What turntable in the $2500 range?


I am so confused and I hope I can get some clarity and good advice in picking my next turntable.
At this time I can afford (wife decided budget...) to spend up to $2.5K.
I am using a Parasound ZC ZPhonoXRM (MM/MC) phono preamp, Parasound A51 biamping B&W 802 Nautilus. 
On the new market I am lookng at Rega 6 (Ania MC), MoFi Ultradeck (MC?), Music Hall mmf 7.3
I am listening to almost evrything but I want to start focusing on Jazz, Blues, Irish music, Southern rock (Lynyrd Skynrd, Creedance Clearwater Revival) and some classical as well.
My focus is on soundstage, vocals and details with a warm sound.
Please let me know your thoughts on my choices and feel free to suggest anything else you think it could work, even if it is used.
One more question: why all the above turntable do not allow removable shells? I would like to experiment and try different cartridges like I was doing when I was a teenager...
Thank you for reading the post.
 

joby15200

Get a vintage Technics SL-1700mk2 and update the mat to a new SL-1200mk2 mat (same mat used on both), change the feet to SL-1200mk2 feet (more isolation because the feet are all the 1200 has, but the 1700mk2 has a sprung suspension and lousy feet)... and upgrade the tonearm wires to top grade silicone wires, upgrade the interconnects to balanced, shielded microphone cable with the shield tied to the tonearm ground; and last but not least, install an Audio Technica VM540ML cartridge. You can do all of this plus a complete tear down and overhaul of the SL-1700mk2 and have $500 to $1000 left over for a nice phono stage with discrete op-amps. 

Silicon is not a good conductor and where even would you buy silicon wires? Perhaps you meant teflon which is a good dielectric (insulator) material, but that still leaves open the choice of copper vs silver, stranded vs solid core, etc.

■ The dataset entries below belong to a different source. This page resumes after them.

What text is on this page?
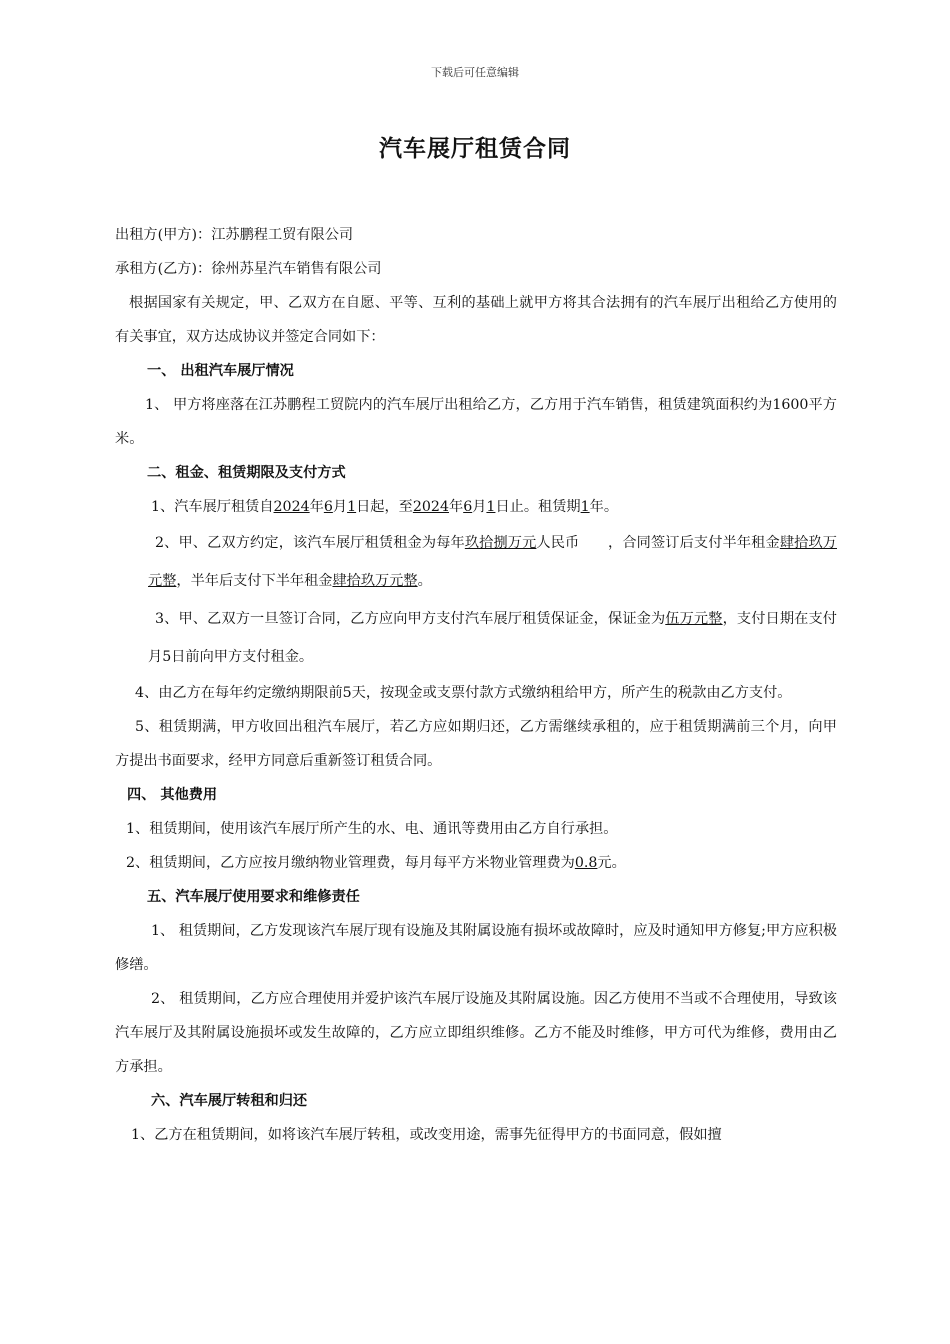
下载后可任意编辑
汽车展厅租赁合同

出租方(甲方)：江苏鹏程工贸有限公司

承租方(乙方)：徐州苏星汽车销售有限公司

根据国家有关规定，甲、乙双方在自愿、平等、互利的基础上就甲方将其合法拥有的汽车展厅出租给乙方使用的有关事宜，双方达成协议并签定合同如下：

一、 出租汽车展厅情况

1、 甲方将座落在江苏鹏程工贸院内的汽车展厅出租给乙方，乙方用于汽车销售，租赁建筑面积约为1600平方米。

二、租金、租赁期限及支付方式

1、汽车展厅租赁自2024年6月1日起，至2024年6月1日止。租赁期1年。

2、甲、乙双方约定，该汽车展厅租赁租金为每年玖拾捌万元人民币　　，合同签订后支付半年租金肆拾玖万元整，半年后支付下半年租金肆拾玖万元整。

3、甲、乙双方一旦签订合同，乙方应向甲方支付汽车展厅租赁保证金，保证金为伍万元整，支付日期在支付月5日前向甲方支付租金。

4、由乙方在每年约定缴纳期限前5天，按现金或支票付款方式缴纳租给甲方，所产生的税款由乙方支付。

5、租赁期满，甲方收回出租汽车展厅，若乙方应如期归还，乙方需继续承租的，应于租赁期满前三个月，向甲方提出书面要求，经甲方同意后重新签订租赁合同。

四、 其他费用

1、租赁期间，使用该汽车展厅所产生的水、电、通讯等费用由乙方自行承担。

2、租赁期间，乙方应按月缴纳物业管理费，每月每平方米物业管理费为0.8元。

五、汽车展厅使用要求和维修责任

1、 租赁期间，乙方发现该汽车展厅现有设施及其附属设施有损坏或故障时，应及时通知甲方修复;甲方应积极修缮。

2、 租赁期间，乙方应合理使用并爱护该汽车展厅设施及其附属设施。因乙方使用不当或不合理使用，导致该汽车展厅及其附属设施损坏或发生故障的，乙方应立即组织维修。乙方不能及时维修，甲方可代为维修，费用由乙方承担。

六、汽车展厅转租和归还

1、乙方在租赁期间，如将该汽车展厅转租，或改变用途，需事先征得甲方的书面同意，假如擅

Not yet mentioned, but would definitely meet your requirements is the 
Music Hall - Stealth Turntable. For $1699 including an Ortofon 2M Blue, dust cover and cables, it is a direct drive table with a substantially heavier platter than the equivalent Technics, a better tonearm with removeable headshell, better feet, and IMHO better looking. And, it stops at the end of the record. 

My Plan B recommendation would be finding a used VPI Scout, or better, a Prime Scout. Haters will rant about the unipivot arm, but the fact is that they sound really, really good, and aren't as difficult to cue as they would have you believe. What is undeniable is the sound quality and the fact that they are, especially the Prime Scout with its 22Lb platter and 10.5' 3D Printed arm, the entry point to the 'heavy hitter' class of turntables, and they look it.